Intent doesn’t matter?

 

  • Without constraint you can’t have creativity. Most creative pursuits are very constrained, eg music, film – narrative, convention, etc.
  • 52 Tuesdays – heavily constrained but effective practice. Film review: http://www.movieburger.com.au/review/52-tuesdays-review-10161/
  • How lists offer alternative ways of making to narrative.
  • Noticing practices in documentary – lists and how we look at that
  • Relations – our clips mean things not in themselves but by virtue of the relationships that emerge from Korsakow
  • What the filmmaker does rather than what they mean – essay films can mean pretty much anything, but by looking at what it does we can work out if it is indeed an essay film.
  • What makes a genre and what makes a style? Do these definitions matter? As Hannah mentioned, it’s more about thoughts being expressed through film rather than what the film is about.

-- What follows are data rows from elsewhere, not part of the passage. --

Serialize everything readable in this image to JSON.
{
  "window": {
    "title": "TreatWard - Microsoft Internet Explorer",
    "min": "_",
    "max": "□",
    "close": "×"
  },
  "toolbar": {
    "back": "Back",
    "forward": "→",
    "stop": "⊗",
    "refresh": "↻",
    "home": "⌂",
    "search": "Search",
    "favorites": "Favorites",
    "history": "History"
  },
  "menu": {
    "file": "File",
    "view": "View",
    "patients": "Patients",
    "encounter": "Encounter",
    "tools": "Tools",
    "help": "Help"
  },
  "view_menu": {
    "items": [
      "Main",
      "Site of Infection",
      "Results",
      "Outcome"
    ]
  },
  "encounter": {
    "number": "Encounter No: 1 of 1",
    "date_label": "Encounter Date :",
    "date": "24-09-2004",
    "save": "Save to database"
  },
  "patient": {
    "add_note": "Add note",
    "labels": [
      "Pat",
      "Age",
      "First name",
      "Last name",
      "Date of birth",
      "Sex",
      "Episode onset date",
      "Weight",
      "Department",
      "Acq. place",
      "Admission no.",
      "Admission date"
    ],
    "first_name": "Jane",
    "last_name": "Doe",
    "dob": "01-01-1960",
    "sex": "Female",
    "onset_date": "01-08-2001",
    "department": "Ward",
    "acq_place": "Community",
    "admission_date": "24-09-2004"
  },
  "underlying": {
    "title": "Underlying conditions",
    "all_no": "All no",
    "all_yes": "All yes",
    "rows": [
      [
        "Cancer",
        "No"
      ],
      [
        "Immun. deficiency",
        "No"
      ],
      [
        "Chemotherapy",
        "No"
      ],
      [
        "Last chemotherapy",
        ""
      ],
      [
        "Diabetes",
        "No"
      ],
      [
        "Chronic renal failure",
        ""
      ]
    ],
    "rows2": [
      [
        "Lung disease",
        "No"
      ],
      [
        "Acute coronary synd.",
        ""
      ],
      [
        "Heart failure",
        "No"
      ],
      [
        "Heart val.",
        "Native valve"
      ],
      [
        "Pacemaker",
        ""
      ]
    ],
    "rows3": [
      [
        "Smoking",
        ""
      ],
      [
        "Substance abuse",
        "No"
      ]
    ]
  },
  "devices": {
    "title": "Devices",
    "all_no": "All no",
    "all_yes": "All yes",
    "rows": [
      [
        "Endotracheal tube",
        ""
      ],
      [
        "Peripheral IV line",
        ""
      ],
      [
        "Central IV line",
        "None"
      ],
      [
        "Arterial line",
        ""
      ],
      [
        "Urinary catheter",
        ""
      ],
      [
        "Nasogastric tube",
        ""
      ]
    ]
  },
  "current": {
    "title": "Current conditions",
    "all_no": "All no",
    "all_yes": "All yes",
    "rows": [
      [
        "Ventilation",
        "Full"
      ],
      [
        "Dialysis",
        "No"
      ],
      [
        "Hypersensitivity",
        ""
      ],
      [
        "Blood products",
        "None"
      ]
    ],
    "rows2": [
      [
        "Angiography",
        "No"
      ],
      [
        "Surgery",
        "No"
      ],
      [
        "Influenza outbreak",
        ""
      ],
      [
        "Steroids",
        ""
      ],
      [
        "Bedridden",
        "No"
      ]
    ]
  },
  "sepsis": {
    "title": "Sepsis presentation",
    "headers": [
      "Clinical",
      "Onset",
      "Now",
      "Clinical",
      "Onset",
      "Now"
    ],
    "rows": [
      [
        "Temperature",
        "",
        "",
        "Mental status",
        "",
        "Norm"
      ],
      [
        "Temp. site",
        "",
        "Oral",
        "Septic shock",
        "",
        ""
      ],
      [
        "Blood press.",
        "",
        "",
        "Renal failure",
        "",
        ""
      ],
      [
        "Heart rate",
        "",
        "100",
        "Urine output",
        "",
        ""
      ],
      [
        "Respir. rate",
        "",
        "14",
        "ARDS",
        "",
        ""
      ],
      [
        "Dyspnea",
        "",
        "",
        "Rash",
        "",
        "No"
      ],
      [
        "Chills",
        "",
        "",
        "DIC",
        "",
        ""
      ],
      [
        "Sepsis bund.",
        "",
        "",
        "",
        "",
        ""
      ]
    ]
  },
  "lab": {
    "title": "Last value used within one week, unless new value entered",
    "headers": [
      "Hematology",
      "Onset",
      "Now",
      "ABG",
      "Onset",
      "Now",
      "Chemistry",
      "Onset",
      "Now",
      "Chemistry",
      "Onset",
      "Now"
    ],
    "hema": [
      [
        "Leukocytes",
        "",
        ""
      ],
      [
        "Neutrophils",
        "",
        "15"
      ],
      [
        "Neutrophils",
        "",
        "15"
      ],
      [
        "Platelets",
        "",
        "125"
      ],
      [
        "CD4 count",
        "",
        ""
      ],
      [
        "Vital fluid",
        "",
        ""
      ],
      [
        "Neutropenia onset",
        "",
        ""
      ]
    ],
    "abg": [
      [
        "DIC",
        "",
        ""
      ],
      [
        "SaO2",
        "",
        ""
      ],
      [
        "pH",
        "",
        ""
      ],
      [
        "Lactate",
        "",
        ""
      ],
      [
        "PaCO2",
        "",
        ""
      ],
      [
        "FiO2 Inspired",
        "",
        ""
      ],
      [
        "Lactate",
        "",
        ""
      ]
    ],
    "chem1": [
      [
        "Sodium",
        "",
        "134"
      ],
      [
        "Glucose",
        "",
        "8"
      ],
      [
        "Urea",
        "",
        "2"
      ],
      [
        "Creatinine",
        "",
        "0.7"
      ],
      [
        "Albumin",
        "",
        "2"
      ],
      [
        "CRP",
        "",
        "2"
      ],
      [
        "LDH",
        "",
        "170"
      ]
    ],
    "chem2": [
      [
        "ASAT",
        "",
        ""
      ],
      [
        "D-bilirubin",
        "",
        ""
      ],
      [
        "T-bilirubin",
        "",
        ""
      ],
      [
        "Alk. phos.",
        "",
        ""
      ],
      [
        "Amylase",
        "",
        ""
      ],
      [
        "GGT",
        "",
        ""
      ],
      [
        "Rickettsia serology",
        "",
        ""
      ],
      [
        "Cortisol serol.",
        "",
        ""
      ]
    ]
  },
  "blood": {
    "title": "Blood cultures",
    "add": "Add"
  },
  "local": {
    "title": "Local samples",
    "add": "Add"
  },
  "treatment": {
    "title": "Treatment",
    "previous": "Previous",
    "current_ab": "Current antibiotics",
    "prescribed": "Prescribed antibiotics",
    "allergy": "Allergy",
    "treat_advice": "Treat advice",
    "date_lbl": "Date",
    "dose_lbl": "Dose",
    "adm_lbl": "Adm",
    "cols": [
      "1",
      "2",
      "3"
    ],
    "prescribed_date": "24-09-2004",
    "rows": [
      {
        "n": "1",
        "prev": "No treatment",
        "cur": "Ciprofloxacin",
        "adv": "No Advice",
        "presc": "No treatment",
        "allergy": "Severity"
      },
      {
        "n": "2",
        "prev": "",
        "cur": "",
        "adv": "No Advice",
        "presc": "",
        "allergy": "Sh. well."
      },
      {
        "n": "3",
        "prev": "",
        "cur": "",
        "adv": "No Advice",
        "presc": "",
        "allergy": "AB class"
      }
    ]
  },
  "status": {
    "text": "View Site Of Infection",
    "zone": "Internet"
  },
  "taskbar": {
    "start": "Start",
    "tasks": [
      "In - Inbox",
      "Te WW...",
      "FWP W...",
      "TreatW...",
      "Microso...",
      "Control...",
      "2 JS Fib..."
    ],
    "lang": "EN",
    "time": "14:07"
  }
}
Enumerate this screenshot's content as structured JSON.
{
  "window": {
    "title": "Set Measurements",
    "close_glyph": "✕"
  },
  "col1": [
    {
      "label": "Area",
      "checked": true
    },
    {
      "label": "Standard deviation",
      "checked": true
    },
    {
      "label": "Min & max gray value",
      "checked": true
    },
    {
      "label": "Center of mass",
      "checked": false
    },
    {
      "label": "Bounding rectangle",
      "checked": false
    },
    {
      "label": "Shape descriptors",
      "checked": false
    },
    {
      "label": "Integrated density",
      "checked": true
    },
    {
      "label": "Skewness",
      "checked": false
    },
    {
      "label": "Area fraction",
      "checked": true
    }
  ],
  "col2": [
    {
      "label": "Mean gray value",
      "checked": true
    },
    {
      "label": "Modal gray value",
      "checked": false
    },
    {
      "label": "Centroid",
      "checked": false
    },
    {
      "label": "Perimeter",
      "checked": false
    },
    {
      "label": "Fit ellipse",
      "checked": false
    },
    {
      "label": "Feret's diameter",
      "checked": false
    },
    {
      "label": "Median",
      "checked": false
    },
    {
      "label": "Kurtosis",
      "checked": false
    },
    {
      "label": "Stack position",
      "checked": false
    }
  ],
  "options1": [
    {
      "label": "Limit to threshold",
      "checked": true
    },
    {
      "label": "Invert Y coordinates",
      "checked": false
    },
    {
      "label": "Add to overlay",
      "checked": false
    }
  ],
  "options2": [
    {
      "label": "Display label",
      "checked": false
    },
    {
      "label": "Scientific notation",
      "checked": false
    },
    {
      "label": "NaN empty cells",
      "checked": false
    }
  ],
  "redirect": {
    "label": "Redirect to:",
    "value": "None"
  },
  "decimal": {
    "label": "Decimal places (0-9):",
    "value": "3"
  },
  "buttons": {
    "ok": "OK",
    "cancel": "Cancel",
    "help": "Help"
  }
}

  • Intent doesn’t matter. The author’s intention cannot preserve context or meaning. Context can never be preserved: that is why we can look at films, TV and artwork differently than audiences at the time.
  • There is going to be stuff in our works that we can’t see – goes back to the unconscious.
  • Completely associative experiences of the world: eg, we don’t remember things linearly, such as birthdays. These are complex webs of association.
  • There is no such thing as industry-standard. Change is too fast.